Please remember that we are not the first, nor will we be the last, to bury our child. We can learn from how others walked this path. We can try to grieve well. We have Biblical examples of how others grieved; let us learn from them.

The first parent to face the death of a child was Eve. She had  two sons. And one son killed her other son. That momma was experiencing some very real pain and grief. Talk about family issues! They had issues that could lead to blaming and harmful words, but there is no indication in the Bible that this happened.   When Eve gave birth to Seth, she acknowledged that God gave her another son. She knew that God is the source of life.

David sinned against God with Bathsheba. She had a son. I won’t go into the whole thing, but the child died. After hearing about his son’s death, David went into the house of the Lord and worshiped.  He knew the Lord had allowed his son to die, yet he worshiped Him! He continued to live and worship God.

Job’s children were all killed. His response? He tore his robe, shaved his head and fell to the ground in worship! He declared, “Naked I came from my mother’s womb, and naked shall I return there. The Lord gave and the Lord has taken away. Blessed be the name of the Lord.” Scripture says that “through all this, Job did not sin nor did he blame God”. And he had some stupid friends; they gave him terrible advice!

Please know that Our Father understands our grief; He saw His son die a terrible death. He was rejected by men and scorned prior to death. Our Father knows our pain. God knows rejection. He knows grief. He knows what it is to have folks be angry with you and treat you wrong. Yet He loves every one of those who harmed His Son and rejected Him.


There is only one healthy way to deal with our issues during our grief: We must continue to trust in our Creator and our Savior. We must ask the Holy Spirit for wisdom and guidance and comfort. We must continue to walk a path of faith and grace.

When family or friends say hurtful things, we must forgive them and extend grace knowing they just don’t understand.

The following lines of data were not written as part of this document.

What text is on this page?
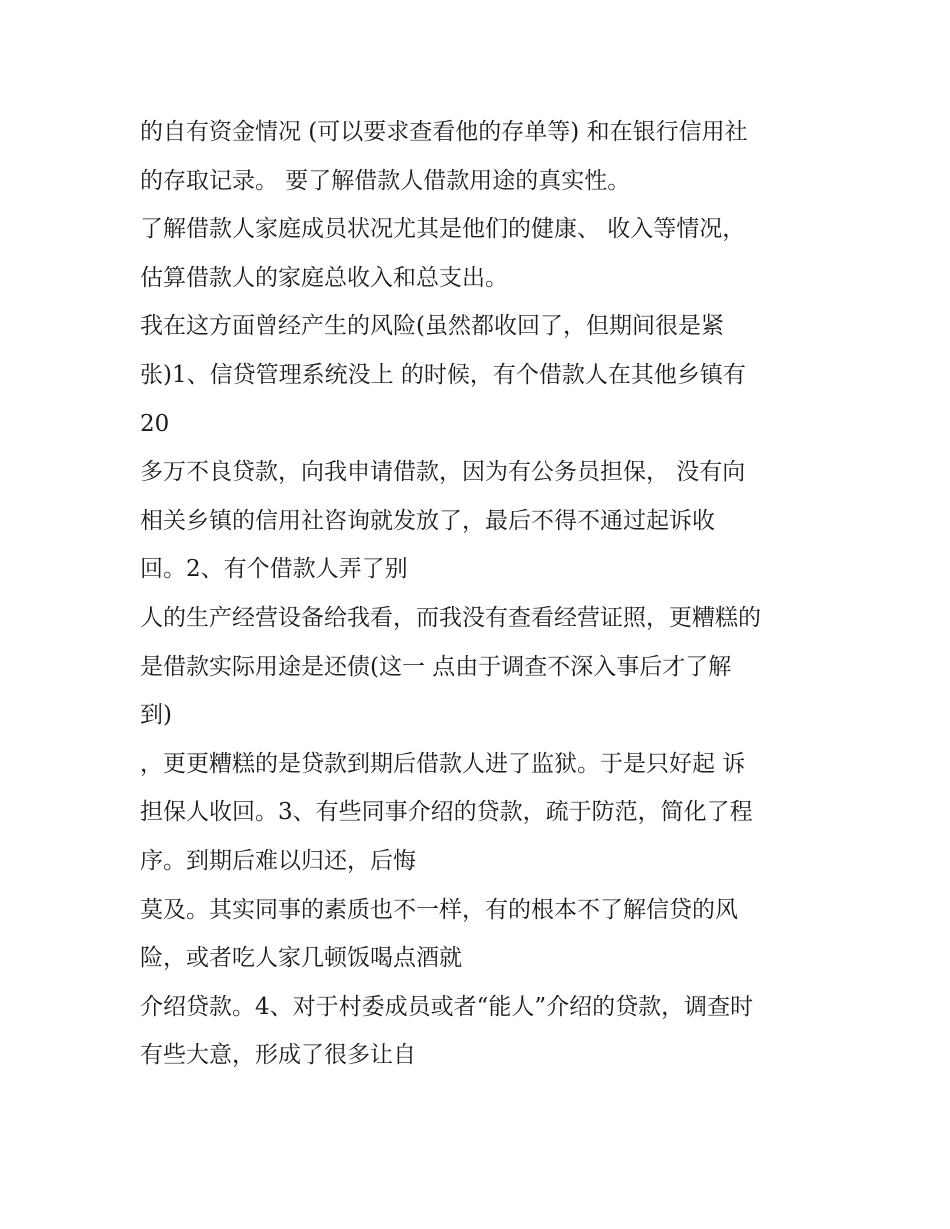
的自有资金情况 (可以要求查看他的存单等) 和在银行信用社

的存取记录。 要了解借款人借款用途的真实性。

了解借款人家庭成员状况尤其是他们的健康、 收入等情况，

估算借款人的家庭总收入和总支出。

我在这方面曾经产生的风险(虽然都收回了，但期间很是紧

张)1、信贷管理系统没上 的时候，有个借款人在其他乡镇有

20

多万不良贷款，向我申请借款，因为有公务员担保， 没有向

相关乡镇的信用社咨询就发放了，最后不得不通过起诉收

回。2、有个借款人弄了别

人的生产经营设备给我看，而我没有查看经营证照，更糟糕的

是借款实际用途是还债(这一 点由于调查不深入事后才了解

到)

，更更糟糕的是贷款到期后借款人进了监狱。于是只好起 诉

担保人收回。3、有些同事介绍的贷款，疏于防范，简化了程

序。到期后难以归还，后悔

莫及。其实同事的素质也不一样，有的根本不了解信贷的风

险，或者吃人家几顿饭喝点酒就

介绍贷款。4、对于村委成员或者“能人”介绍的贷款，调查时

有些大意，形成了很多让自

I choose to believe that they either meant well and the words came out wrong, or that they are hurting themselves and are unable to be kind. I choose to forgive them right away and not think about it anymore. I choose to not talk about it or spread my pain to others.

We must trust that God will help us in dealing with the difficult issues we may have with family and friends.He will never leave us or forsake us. His promises are amen and amen.

What have you found helped you deal with friends and family who don’t understand your grief?  What has helped you as you walk this road?

5 thoughts on “How to deal with family who may want you to “get over it”

  1. I have found the best way to avoid being hurt or disappointed by insensitive remarks is to expect them and to not expect too much from people who have not walked this road. If we focus only on our own pain and our “right” to be sad, we will cause a lot of damage to our relationships. Thanks, Kathleen for sharing this.

    Liked by 1 person

  2. Pingback: How to deal with family who may want you to “get over it” | kathleenbduncan

  3. After I get over my anger to their insensitivity, I always know deep down it is because they do not know….”Father forgive them for they know not what they do…” People also say that we should never outlive our children but the very first couple lost a child. No where in the Bible are we given the impression that there is an order to death. There are probably more examples of those families where the child/children died before the parents than there are not. Nevertheless, the loss of our children is extremely hard to endure. I’m glad that God’s arms are big enough to hug so many of us at one time.